Die Wahrheit wirkt anziehend auf starke Personen

Wir sollten uns daran erinnern, daß diese Geschwister, die es schwierig finden in Eintracht beieinander zu wohnen, diese Schwierigkeit zum Teil wegen ihres wirklichen innewohnenden Wertes oder Charakters haben. Es gibt einige Menschen, deren Charaktereigenschaften wie Wachs sind, und es gibt andere, in denen man kurzzeitig einen Eindruck hinterlassen kann, wie in einem Gummiball, und noch andere, die hart wie Diamanten sind. Die Klasse, die Diamanten ähnlich ist, hat eine Festigkeit der Struktur des Charakters erlangt. Wenn wir eine Zahl von Bällen, die aus Wachs sind, und solche, die von Gummi sind, und eine Zahl von Diamanten in einen Topf geben und sie gut schütteln, werden die Diamanten alles zerkratzen, womit sie in Berührung kommen, weil sie so hart sind. Der Herr schaut jetzt nicht nach der Gummiball-Klasse noch der Wachs-Klasse aus. Zur bestimmten Zeit wird der Herr mit allen Klassen handeln – dem Volk, welches von der Art des Wachses ist und dem Volk, das nach der Art des Gummiballs ist. Wir wissen aber, daß die Wahrheit jetzt nur die Juwelen-Klasse anspricht, die Diamanten-Klasse.

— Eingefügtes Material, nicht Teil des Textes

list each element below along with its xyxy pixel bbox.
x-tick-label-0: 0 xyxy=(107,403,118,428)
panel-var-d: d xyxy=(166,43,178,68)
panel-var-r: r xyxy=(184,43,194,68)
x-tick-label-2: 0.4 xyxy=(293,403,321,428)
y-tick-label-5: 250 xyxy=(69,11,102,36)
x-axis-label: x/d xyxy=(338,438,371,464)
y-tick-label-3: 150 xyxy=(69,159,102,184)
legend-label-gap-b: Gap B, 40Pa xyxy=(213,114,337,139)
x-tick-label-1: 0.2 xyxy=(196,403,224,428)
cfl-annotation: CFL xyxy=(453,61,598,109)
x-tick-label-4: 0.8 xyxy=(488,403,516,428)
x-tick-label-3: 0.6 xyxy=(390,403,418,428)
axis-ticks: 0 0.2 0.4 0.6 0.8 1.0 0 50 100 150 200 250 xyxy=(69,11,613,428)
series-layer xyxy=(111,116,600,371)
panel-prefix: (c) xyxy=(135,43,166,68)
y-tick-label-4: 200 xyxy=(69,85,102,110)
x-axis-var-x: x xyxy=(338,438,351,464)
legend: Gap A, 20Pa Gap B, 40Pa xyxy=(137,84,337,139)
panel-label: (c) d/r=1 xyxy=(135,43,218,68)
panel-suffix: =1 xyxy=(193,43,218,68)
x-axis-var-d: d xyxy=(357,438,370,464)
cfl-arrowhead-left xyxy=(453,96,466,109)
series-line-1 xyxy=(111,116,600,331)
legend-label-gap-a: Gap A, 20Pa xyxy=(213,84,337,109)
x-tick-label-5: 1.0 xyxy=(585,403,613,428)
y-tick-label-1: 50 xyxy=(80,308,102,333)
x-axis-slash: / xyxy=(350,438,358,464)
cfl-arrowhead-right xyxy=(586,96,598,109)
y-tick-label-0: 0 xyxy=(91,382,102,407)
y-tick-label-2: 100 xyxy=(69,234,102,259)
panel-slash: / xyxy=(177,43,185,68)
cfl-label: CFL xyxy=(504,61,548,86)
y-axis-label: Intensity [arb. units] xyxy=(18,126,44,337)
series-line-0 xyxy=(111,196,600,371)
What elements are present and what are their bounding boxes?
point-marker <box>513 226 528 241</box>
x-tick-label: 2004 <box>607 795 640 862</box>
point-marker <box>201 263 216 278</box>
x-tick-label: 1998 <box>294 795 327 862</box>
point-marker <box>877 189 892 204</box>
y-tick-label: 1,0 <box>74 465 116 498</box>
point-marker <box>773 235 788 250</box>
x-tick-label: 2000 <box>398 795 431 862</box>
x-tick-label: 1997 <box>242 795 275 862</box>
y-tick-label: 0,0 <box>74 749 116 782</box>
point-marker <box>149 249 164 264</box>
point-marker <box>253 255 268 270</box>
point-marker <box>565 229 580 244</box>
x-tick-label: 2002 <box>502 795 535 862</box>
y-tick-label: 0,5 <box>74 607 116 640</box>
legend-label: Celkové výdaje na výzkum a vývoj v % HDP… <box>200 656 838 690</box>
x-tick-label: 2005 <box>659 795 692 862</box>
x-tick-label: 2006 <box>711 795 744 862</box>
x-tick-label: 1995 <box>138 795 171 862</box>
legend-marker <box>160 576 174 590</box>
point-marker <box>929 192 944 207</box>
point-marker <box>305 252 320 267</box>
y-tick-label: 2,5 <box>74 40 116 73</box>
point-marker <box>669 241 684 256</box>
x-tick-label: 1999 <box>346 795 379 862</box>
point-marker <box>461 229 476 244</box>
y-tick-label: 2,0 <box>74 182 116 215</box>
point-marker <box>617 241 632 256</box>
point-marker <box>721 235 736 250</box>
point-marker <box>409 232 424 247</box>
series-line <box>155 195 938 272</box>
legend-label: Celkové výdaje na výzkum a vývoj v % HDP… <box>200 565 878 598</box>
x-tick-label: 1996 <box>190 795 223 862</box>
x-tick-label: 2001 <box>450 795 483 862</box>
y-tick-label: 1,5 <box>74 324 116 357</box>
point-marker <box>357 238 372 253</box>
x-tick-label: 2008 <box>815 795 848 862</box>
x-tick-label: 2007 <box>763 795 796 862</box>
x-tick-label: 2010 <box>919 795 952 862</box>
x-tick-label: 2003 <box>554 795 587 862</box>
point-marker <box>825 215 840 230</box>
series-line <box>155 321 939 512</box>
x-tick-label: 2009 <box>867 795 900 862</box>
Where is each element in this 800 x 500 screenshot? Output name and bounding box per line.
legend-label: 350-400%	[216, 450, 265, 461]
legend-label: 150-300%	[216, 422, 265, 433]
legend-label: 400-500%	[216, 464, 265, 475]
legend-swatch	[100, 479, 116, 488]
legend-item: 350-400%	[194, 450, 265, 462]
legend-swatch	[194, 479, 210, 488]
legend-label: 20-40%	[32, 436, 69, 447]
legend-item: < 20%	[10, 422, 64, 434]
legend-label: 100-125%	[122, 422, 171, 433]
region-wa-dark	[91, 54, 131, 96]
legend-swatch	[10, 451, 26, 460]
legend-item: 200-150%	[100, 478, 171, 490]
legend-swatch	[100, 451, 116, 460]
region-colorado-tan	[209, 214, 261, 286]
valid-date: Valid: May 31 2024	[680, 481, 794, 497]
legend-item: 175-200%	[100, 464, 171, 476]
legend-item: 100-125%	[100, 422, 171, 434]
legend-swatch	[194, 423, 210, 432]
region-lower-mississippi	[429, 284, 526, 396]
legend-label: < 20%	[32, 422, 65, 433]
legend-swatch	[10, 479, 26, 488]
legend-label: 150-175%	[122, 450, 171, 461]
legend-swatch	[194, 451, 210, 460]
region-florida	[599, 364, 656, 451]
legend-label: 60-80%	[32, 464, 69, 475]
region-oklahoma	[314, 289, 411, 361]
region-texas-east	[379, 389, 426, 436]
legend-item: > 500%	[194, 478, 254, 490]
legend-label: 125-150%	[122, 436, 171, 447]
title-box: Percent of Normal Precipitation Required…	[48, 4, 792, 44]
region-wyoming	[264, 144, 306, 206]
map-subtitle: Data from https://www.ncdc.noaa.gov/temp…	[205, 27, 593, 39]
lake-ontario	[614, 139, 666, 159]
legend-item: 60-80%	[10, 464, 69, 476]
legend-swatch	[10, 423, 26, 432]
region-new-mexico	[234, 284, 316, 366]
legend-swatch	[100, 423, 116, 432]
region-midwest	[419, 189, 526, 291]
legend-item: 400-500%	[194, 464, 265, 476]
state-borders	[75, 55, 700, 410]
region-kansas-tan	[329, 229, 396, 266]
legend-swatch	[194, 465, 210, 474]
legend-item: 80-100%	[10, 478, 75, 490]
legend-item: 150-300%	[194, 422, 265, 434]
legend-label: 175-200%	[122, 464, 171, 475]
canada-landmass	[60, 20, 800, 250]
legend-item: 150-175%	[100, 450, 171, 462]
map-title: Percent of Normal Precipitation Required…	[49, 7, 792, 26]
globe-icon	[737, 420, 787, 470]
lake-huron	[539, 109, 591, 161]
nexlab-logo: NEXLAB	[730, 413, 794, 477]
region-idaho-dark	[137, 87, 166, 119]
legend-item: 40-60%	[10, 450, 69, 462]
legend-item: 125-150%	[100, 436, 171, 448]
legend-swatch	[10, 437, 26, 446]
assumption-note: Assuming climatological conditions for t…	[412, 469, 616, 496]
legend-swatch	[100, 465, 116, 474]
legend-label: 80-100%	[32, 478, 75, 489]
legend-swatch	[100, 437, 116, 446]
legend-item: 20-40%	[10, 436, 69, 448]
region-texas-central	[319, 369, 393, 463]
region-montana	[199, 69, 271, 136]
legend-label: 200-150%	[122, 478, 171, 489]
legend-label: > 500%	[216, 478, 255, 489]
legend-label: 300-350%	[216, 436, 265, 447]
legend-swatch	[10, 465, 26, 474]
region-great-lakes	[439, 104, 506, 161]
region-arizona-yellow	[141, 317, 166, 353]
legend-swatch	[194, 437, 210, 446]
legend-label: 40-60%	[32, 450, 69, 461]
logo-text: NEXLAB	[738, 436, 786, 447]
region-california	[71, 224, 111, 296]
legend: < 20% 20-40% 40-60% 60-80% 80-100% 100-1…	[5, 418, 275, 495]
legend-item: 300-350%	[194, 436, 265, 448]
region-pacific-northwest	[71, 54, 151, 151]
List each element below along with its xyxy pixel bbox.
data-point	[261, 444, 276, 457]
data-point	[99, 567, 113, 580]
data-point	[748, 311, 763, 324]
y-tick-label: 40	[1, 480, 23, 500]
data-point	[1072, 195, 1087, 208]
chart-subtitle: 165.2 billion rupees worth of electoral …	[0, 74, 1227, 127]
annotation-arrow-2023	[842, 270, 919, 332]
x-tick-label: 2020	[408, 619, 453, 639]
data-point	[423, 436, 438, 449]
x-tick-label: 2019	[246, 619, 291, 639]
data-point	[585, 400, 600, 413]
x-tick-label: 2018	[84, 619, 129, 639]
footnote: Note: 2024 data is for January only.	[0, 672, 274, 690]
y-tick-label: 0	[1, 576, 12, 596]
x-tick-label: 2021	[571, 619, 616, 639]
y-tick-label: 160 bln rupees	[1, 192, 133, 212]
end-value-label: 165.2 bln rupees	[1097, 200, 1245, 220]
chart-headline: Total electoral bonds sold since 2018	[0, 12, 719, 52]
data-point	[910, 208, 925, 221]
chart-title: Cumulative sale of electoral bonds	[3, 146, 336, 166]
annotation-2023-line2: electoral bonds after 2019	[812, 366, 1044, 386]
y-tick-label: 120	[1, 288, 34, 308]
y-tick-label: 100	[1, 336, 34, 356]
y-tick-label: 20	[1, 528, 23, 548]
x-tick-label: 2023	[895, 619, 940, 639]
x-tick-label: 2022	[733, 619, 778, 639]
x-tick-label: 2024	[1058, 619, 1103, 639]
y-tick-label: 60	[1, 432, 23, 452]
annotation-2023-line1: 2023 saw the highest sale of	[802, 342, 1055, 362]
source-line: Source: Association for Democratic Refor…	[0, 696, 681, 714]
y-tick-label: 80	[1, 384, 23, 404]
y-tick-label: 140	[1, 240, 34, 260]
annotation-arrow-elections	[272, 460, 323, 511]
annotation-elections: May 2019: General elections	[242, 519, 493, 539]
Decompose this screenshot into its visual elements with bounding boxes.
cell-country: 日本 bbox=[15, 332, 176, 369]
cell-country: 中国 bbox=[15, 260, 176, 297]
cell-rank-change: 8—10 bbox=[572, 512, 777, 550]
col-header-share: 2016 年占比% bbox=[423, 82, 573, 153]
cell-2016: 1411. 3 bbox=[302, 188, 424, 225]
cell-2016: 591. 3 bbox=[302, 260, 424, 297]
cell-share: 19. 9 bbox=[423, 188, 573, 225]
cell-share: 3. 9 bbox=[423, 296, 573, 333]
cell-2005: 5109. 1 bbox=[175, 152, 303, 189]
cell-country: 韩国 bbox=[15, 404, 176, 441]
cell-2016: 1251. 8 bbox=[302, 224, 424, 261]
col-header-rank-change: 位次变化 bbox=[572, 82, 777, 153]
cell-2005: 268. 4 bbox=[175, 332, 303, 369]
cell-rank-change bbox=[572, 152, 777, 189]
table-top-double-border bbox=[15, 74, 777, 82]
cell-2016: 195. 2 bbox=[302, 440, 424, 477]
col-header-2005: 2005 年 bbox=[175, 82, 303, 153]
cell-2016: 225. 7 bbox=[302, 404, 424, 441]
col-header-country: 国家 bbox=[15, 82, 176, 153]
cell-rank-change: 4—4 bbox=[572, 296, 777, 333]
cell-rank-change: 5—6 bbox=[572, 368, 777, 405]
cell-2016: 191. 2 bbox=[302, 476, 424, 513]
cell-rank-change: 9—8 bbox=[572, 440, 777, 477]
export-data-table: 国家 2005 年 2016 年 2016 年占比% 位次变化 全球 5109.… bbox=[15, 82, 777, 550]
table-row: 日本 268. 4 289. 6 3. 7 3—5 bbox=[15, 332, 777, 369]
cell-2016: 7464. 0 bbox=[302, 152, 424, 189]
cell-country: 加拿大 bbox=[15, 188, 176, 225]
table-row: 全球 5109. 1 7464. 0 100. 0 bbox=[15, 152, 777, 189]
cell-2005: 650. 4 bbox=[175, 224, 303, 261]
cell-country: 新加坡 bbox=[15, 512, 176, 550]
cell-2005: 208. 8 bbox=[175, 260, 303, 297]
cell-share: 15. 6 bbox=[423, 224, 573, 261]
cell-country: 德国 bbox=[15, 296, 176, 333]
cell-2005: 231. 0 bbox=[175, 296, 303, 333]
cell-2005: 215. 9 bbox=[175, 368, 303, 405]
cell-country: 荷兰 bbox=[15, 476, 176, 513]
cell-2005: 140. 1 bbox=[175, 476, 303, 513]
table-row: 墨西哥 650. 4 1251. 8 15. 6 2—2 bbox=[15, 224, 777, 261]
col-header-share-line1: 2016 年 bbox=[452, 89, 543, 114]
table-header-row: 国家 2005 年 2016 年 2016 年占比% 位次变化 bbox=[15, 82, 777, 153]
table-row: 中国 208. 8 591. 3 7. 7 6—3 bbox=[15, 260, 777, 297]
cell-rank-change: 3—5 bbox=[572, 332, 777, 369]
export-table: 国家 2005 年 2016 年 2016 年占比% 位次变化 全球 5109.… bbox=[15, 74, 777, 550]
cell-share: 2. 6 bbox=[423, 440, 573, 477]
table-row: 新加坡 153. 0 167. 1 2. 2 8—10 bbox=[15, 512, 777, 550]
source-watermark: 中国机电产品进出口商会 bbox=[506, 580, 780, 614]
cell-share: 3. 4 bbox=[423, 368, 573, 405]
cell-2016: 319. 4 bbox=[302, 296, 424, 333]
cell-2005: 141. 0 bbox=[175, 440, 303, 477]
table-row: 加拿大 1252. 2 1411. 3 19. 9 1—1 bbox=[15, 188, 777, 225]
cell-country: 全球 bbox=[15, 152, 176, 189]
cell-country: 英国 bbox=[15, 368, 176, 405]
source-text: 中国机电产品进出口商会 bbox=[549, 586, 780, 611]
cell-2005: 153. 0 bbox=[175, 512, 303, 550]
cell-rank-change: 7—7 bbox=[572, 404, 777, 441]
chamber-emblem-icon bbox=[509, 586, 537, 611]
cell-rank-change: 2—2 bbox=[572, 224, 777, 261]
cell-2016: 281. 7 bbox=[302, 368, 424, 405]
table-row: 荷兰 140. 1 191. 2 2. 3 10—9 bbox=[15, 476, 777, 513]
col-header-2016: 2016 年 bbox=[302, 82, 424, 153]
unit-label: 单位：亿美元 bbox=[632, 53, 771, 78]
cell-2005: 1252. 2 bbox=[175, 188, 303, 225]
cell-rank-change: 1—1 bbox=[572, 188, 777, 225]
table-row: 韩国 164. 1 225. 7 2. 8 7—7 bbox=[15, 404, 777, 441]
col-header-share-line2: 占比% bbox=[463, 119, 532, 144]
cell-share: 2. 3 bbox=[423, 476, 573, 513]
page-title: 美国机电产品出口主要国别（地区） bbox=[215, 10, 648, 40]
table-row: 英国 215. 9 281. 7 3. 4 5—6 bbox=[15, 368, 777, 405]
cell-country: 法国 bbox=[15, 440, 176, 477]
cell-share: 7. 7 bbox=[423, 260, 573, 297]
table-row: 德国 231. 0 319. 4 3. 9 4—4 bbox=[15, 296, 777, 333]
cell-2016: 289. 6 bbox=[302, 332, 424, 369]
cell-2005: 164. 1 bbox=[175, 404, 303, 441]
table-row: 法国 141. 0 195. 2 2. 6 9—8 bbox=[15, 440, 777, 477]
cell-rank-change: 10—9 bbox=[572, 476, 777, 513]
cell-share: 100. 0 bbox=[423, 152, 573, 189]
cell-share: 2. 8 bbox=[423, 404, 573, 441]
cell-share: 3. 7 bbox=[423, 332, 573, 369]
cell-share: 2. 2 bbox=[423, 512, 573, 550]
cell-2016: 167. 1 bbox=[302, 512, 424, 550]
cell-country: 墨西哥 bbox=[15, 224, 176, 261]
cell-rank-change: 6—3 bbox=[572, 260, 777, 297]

Wenn wir lernen, daß die Gefahr besteht, daß einer den anderen zum Straucheln bringt, daß einer den anderen verletzt, so sollte uns diese Erkenntnis Weisheit geben. Wir sollten die Tatsache wertschätzen, daß diese Geschwister wirkliche Charaktere entwickelt haben und nicht von der Art des Wachses sind. Selbst ihre Unterschiede zeigen Charakter. Wir sollten versuchen, die Tatsache wertzuschätzen und uns selbst so zu beschäftigen, daß wir sie nicht irritieren. Wir müssen ihnen den Rat geben und sie daran erinnern, daß sie als Neue Schöpfungen ebenso erwünscht sind, den Herrn zu preisen, wie wir dies tun. Wir müssen daher miteinander Geduld haben. Es gibt eine Schriftstelle im Neuen Testament, welche sagt: „Wir wissen, daß wir aus dem Tod in das Leben hinübergegangen sind, weil wir die Brüder lieben.” – 1. Johannes 3:14 Es wird angedeutet, daß es schwer fällt, einige der Geschwister zu lieben und daß, es sei denn, daß wir vom Tod zum Leben hinübergegangen sind, wir nicht imstande sein würden, sie zu lieben.

Die Wahrheit scheint die stärkeren Charaktere mehr zu ergreifen als die schwächeren. Die Ersteren haben in ihrem Fleisch mehr von der Festigkeit, Härte und Kampflust als viele andere, die zu nachgiebig und unentschlossen sind, um für den Herrn als Glieder der „kleinen Herde” der Überwinder annehmbar zu sein. So sehen wir, daß die Beschaffenheit, die uns dem Herrn gegenüber annehmbar macht und eine Voraussetzung für die überwindende Stellung ist, in einiger Hinsicht einen gravierenden Nachteil hat, wenn eine Anzahl von diesen als eine Kirche zusammenkommen. Selbst ein Diamant, der von Lehm umgeben ist, würde keine Kratzer und keine Schrammen hinterlassen, aber bringe ein Dutzend Diamanten zusammen, und um so mehr du von dem Lehm entfernst, um so mehr ist ein Knirschen, Scheuern und Schrammen zu erwarten. So verhält es sich auch bei den Juwelen des Herrn, je öfter diese zusammenkommen, und um so mehr sie erwachen, es um so mehr Gelegenheiten gibt es zur Reibung. Für diese wird eine größere Notwendigkeit darin bestehen, daß alle völlig eingebettet und von dem Heiligen Geist umschlossen sind, der gleich dem Öl geschmeidig ist und dazu neigt, der Reibung vorzubeugen.